The Sept. 6 precedent-setting ruling points to the Chief Rabbinate’s growing realization that it must expand its arsenal of punitive tools against recalcitrant husbands refusing to set free their wives by granting them a get.

According to the Rabbinate, at least 150 Jewish women in Israel alone currently remain “agunot,” Hebrew for “chained” to their husbands, unable to get on with their lives. The Mavoi Satum organization that advocates for reform of Israel’s marriage and divorce laws puts the numbers far higher.

"Unfortunately, the phenomenon will not disappear," a senior rabbinical court judge told Al-Monitor, speaking on condition of anonymity. "Although not necessarily because of the courts, but precisely because of the Israeli bureaucracy that does not allow the use of rapid punitive measures."

While the rabbinical court system is aware of the plight of the aggrieved women, and has formulated a series of immediate sanctions making it difficult for husbands to continue with their lives while their wives remain bound to them, the police and civil courts, he claimed, drag their feet in enforcing such sanctions. 

Jewish law, which is binding in Israel, allows rabbinical court judges to impose various sanctions against such husbands, including exclusion from a minyan, the requisite number of 10 male worshipers needed for a prayer session, and from the ritual of blessing a Torah scroll. In some cases, the boycott even bars neighbors and fellow worshipers from greeting such husbands.

The Sept. 6 burial ruling stems from a precedent sanction that bans the Hevra Kadisha Jewish burial society from warning men who continue to resist a divorce that they would not be interred when the time comes.

When these punitive tools did not prove sufficiently effective against stubborn and vindictive husbands, rabbinical courts were handed the power to carry out effective enforcement measures as quickly as possible. For example, once divorce proceedings are instituted, the courts can prevent the husband from fleeing by banning his exit from Israel or freezing his bank accounts.

Men who continue to resist granting their wives a divorce can even be sent to jail. One man spent 19 years in jail (until 2019) over his refusal to grant his wife a get. The problem was eventually resolved when the rabbinical court annulled the marriage.

Nonetheless, hundreds of men have managed to flee over the years to the US or other countries, where local rabbinical courts lack the authority to enforce effective punitive tools against them as they do in Israel.

Annulment, which ended the marriage of the husband who spent 19 years behind bars, has only been relevant in a handful of cases. Under Jewish law, annulment is only possible if a flaw is found in the marriage proceedings themselves.

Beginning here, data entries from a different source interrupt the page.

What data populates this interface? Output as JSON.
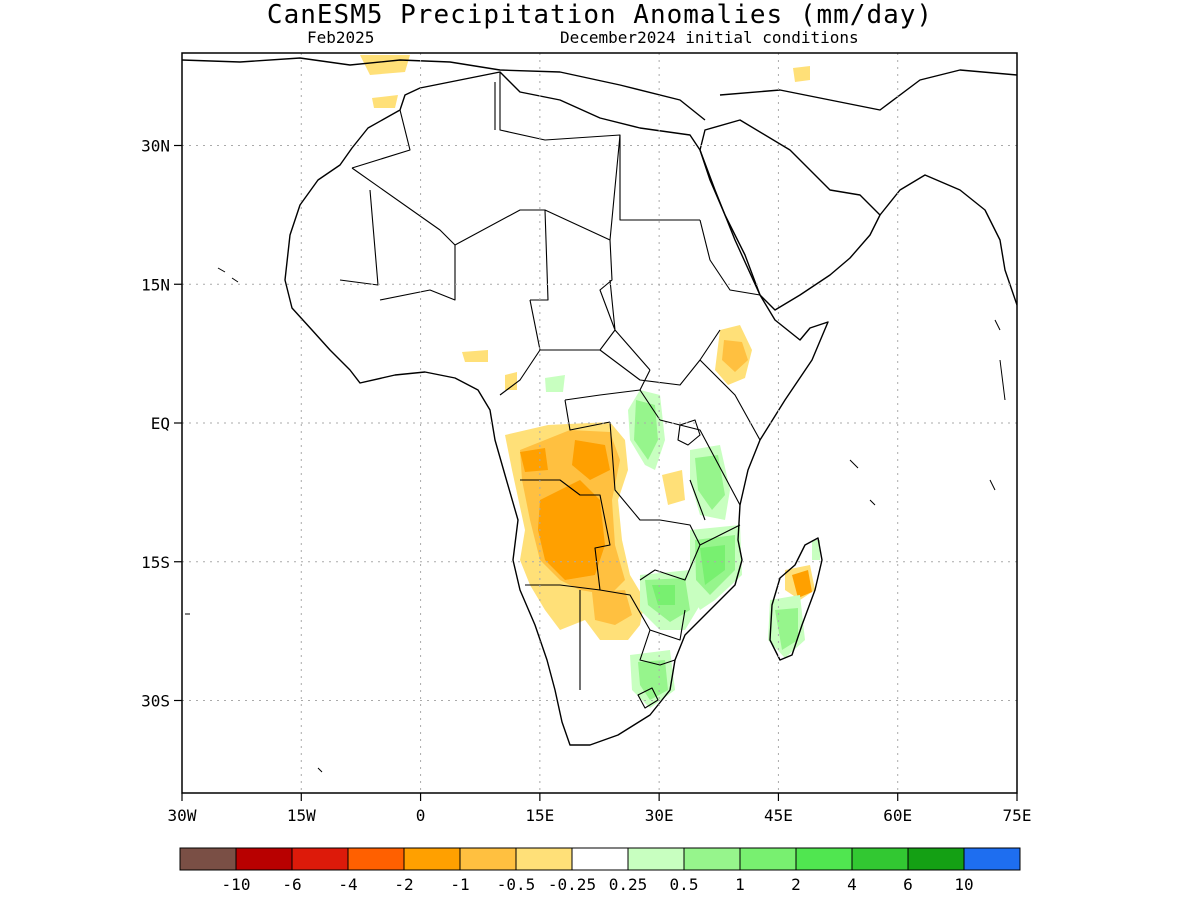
{
  "title": "CanESM5 Precipitation Anomalies (mm/day)",
  "valid_month": "Feb2025",
  "init_conditions": "December2024 initial conditions",
  "lat_labels": [
    "30N",
    "15N",
    "EQ",
    "15S",
    "30S"
  ],
  "lat_values": [
    30,
    15,
    0,
    -15,
    -30
  ],
  "lon_labels": [
    "30W",
    "15W",
    "0",
    "15E",
    "30E",
    "45E",
    "60E",
    "75E"
  ],
  "lon_values": [
    -30,
    -15,
    0,
    15,
    30,
    45,
    60,
    75
  ],
  "extent": {
    "lon_min": -30,
    "lon_max": 75,
    "lat_min": -40,
    "lat_max": 40
  },
  "colorbar": {
    "colors": [
      "#7a4f45",
      "#b80000",
      "#dd1a0a",
      "#ff6000",
      "#ffa000",
      "#ffc040",
      "#ffe078",
      "#ffffff",
      "#c8ffc0",
      "#96f58c",
      "#78f070",
      "#50e650",
      "#32c832",
      "#14a014",
      "#1e6ef0"
    ],
    "labels": [
      "-10",
      "-6",
      "-4",
      "-2",
      "-1",
      "-0.5",
      "-0.25",
      "0.25",
      "0.5",
      "1",
      "2",
      "4",
      "6",
      "10"
    ]
  },
  "anomaly_colors": {
    "dry_light": "#ffe078",
    "dry_mid": "#ffc040",
    "dry_strong": "#ffa000",
    "wet_light": "#c8ffc0",
    "wet_mid": "#96f58c",
    "wet_strong": "#78f070"
  }
}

But few rabbinical court judges are sufficiently well versed in this complex procedure to issue such rulings and make them stick.

The Chief Rabbinate has established a special department to deal with recalcitrant husbands, sending “get hunters” to locate them and pressure them to free their wives.

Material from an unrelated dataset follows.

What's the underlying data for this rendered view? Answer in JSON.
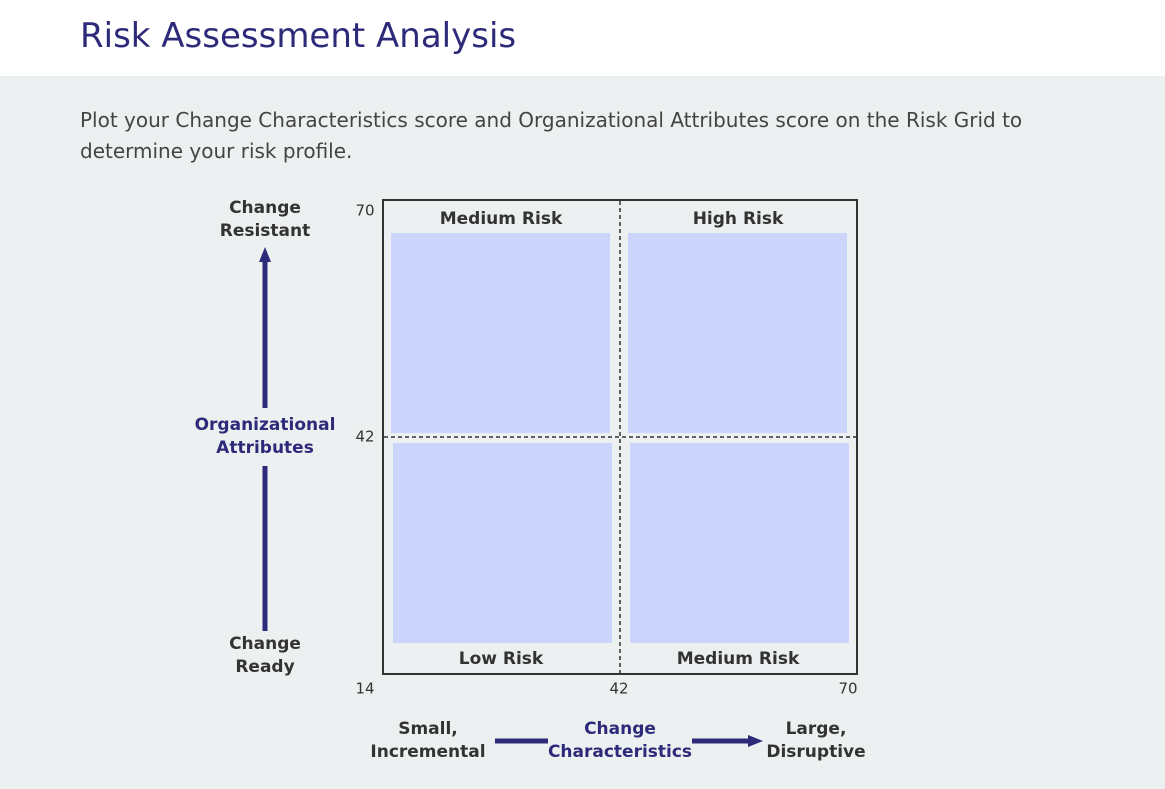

The Rabbinate points to a particularly complex case involving a member of an organized crime gang who fled Israel after serving out his jail term because he heard that a rival group was intending to kill him. The man disappeared, but a rabbinical court source told Al-Monitor, on condition of anonymity, that after several years, the “get hunters” located the man in a remote village in one of the former Soviet republics. The husband, stunned to discover the rabbinical envoys and his wife on his doorstep, initially refused to grant the divorce. He only agreed after the envoys hinted that his place of hiding would be leaked to the gang looking for him, freeing the wife from his chains if he were killed. He immediately acquiesced.

Still, the rabbinate concedes, there are any number of husbands living in Israel, whose whereabouts are known but nonetheless persist in their refusal to grant their wives a divorce. It attributes the problem to a lack of coordination between the religious courts and the civil ones, saying precious time is wasted in enforcing rabbinical measures against the husbands in contempt of its rulings, while the wives pay the price.